Data from Tables 3 and 4 indicate that the nuclear maturation rates of BCB+ and BCB− oocytes were not affected by seasonality, but the effect of seasonality on the proportion of these oocytes obtained in the summer and winter was remarkable. Adamiak et al. (2005), demonstrated that feeding donors twice their nutritional requirements for maintenance increases the number of follicles from 4 to 8 mm and the number of embryos produced. By contrast, malnutrition due to seasonal issues has negative implications on the resumption of meiosis, number of follicles, and oocyte quality (Santos et al., 2008).

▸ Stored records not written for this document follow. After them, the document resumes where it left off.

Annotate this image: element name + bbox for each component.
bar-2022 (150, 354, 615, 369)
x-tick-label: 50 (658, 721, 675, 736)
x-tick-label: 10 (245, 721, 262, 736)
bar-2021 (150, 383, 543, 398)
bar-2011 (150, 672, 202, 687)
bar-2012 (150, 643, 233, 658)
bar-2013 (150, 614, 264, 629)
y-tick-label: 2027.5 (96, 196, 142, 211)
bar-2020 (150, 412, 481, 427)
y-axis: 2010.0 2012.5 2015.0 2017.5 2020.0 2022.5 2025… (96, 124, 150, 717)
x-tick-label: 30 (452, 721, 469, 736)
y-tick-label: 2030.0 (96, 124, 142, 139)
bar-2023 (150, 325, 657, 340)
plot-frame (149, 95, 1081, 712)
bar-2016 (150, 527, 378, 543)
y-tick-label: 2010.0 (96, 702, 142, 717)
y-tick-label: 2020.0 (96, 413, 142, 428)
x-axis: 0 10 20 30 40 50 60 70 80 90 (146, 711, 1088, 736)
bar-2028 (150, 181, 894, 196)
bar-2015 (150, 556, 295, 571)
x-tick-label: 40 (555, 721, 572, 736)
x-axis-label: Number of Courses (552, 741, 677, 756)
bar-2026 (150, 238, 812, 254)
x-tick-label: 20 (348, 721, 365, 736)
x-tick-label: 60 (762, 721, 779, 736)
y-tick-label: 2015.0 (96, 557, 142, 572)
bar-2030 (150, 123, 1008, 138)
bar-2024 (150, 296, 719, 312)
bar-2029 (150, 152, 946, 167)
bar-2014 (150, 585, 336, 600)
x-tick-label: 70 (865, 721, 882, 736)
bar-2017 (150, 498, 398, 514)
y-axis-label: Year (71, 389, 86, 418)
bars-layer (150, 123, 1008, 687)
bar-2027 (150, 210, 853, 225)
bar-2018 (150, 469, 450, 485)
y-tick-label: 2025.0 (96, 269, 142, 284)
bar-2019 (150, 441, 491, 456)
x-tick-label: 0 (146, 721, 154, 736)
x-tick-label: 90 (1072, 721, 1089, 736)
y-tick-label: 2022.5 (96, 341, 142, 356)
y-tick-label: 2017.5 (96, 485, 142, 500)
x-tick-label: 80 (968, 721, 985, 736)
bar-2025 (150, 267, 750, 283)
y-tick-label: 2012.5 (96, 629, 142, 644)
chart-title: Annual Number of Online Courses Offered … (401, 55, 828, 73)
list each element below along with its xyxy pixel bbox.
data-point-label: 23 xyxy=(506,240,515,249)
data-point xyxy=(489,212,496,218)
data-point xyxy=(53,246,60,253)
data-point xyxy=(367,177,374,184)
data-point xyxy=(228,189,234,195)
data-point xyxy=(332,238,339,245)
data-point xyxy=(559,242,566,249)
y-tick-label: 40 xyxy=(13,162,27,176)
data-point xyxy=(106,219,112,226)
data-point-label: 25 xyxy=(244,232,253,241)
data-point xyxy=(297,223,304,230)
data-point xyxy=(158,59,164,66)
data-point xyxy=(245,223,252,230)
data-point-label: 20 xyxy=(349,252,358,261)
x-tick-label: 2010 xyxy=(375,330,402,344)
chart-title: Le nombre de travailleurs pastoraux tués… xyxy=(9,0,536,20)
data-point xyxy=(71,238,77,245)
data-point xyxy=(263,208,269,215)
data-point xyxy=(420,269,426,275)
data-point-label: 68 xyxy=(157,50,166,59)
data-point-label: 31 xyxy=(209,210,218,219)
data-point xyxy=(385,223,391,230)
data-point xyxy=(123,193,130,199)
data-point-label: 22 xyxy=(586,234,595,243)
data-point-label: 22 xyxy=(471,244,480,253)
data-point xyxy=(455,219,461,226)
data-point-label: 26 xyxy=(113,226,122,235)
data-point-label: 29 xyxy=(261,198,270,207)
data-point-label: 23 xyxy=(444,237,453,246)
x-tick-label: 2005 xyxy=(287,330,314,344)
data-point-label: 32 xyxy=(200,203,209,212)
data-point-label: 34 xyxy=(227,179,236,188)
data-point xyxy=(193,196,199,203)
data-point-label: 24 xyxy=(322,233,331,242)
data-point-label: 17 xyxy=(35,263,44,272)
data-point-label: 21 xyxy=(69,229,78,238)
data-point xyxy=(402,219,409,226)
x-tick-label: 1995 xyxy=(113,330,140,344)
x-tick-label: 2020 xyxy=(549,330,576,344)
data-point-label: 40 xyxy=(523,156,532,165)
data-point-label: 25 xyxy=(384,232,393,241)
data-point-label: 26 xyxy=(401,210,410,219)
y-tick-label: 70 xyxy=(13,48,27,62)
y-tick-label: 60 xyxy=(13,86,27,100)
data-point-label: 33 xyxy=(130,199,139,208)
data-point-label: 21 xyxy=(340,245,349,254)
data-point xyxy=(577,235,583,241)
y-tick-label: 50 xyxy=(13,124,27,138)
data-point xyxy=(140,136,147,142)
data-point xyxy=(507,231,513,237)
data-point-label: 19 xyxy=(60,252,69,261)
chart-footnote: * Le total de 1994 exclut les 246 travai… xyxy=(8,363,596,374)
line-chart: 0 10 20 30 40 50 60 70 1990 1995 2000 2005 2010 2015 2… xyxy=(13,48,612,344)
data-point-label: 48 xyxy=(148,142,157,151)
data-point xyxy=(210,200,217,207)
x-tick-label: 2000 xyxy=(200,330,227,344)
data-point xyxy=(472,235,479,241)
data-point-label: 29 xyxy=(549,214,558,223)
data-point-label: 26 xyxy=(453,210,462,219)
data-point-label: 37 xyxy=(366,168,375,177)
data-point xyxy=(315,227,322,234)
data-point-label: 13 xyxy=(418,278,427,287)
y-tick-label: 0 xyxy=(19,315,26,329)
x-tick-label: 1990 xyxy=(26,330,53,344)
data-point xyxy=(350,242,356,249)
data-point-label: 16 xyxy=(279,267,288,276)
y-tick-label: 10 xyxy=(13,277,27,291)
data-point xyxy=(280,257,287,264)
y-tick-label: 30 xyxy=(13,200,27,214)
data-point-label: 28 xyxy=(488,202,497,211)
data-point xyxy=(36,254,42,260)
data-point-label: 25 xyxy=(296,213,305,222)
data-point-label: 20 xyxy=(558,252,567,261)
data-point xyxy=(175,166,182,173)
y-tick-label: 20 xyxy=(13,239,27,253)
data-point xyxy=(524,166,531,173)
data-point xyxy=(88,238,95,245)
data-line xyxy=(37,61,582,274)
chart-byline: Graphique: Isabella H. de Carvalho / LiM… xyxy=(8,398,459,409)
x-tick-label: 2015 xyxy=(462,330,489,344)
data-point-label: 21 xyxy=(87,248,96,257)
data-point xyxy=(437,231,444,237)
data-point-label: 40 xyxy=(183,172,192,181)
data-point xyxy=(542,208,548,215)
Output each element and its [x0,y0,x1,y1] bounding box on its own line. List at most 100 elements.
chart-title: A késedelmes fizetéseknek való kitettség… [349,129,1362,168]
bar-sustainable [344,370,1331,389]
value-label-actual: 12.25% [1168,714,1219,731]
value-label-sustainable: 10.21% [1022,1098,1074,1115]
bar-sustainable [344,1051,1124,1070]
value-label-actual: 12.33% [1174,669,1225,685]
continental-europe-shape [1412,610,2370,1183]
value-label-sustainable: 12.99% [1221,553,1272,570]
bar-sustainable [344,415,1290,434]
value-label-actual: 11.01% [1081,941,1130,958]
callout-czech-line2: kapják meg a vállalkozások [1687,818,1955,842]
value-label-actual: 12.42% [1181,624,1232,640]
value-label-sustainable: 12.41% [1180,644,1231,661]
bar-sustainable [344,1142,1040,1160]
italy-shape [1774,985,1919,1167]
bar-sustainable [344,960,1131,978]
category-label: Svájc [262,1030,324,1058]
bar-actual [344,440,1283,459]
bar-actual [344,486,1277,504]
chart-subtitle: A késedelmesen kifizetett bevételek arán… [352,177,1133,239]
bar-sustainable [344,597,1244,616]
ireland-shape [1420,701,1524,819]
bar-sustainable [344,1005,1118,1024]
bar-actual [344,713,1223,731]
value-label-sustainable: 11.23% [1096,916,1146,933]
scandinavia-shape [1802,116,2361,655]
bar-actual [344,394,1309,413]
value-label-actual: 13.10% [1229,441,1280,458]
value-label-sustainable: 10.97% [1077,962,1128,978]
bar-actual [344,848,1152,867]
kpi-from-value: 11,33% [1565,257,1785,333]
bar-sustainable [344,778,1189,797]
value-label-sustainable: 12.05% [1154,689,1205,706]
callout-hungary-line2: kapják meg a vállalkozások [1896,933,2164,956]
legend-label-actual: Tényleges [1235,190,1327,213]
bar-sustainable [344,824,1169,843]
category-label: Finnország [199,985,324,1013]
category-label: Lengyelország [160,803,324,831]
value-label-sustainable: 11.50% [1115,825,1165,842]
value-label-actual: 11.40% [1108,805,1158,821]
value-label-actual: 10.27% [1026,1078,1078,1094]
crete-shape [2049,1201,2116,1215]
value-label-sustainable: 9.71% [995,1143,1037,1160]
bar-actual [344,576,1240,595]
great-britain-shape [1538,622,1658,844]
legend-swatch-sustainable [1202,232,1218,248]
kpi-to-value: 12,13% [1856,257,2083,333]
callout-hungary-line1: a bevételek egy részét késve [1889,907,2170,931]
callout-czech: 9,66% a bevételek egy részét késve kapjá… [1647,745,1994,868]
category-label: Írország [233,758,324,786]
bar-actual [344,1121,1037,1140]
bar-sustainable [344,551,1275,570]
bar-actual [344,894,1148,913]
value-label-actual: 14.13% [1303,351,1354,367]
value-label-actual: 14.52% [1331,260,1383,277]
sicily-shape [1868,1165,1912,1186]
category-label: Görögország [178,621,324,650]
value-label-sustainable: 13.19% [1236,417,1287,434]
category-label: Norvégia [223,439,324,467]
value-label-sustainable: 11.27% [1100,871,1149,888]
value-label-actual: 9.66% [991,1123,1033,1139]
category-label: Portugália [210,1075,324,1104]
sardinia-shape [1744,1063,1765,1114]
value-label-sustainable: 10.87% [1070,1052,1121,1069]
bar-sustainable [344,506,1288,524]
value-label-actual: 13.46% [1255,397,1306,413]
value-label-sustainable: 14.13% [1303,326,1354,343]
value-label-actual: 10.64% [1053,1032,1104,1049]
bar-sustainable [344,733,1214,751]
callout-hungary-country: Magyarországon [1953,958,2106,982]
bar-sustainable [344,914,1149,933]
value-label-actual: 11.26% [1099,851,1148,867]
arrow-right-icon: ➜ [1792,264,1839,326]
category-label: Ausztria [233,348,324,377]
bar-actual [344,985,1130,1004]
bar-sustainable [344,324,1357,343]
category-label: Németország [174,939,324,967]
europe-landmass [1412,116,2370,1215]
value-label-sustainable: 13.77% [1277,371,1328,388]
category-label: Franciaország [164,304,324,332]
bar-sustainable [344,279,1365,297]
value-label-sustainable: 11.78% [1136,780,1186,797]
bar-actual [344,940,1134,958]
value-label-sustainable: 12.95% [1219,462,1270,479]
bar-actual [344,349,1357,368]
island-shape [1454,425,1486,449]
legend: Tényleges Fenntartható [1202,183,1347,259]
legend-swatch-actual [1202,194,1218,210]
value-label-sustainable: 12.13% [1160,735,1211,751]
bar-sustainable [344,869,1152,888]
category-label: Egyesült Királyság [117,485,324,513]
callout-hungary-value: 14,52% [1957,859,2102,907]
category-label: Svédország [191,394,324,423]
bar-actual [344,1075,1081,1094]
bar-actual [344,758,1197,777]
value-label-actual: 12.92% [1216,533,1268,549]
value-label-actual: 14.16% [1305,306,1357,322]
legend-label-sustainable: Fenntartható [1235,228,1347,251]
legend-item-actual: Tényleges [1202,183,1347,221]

In this work, mainly cattle of Bos primigenius indicus breeds such as Nellore were used. These animals are more resistant to tropical conditions (Wolfenson et al., 2000) like high temperature and humidity than breeds evolved in Europe (e.g. Angus and Holstein; Hansen, 2004; Paula-Lopes et al., 2003). The ovaries were collected at slaughterhouses in Campos dos Goytacazes (RJ, Brazil) where the tropical conditions are intense. Thus, the effect of seasonality influenced by nutrition becomes more evident than the thermal stress during summer.
In view of the above considerations, it can be concluded that the season can influence the percentage of oocytes best suited for in vitro embryo production in situations in which oocyte donors receive feed exclusively on pasture. Additionally, the brilliant cresyl blue method is effective to determine the effect of seasonality on the competence of bovine oocytes to achieve nuclear maturation.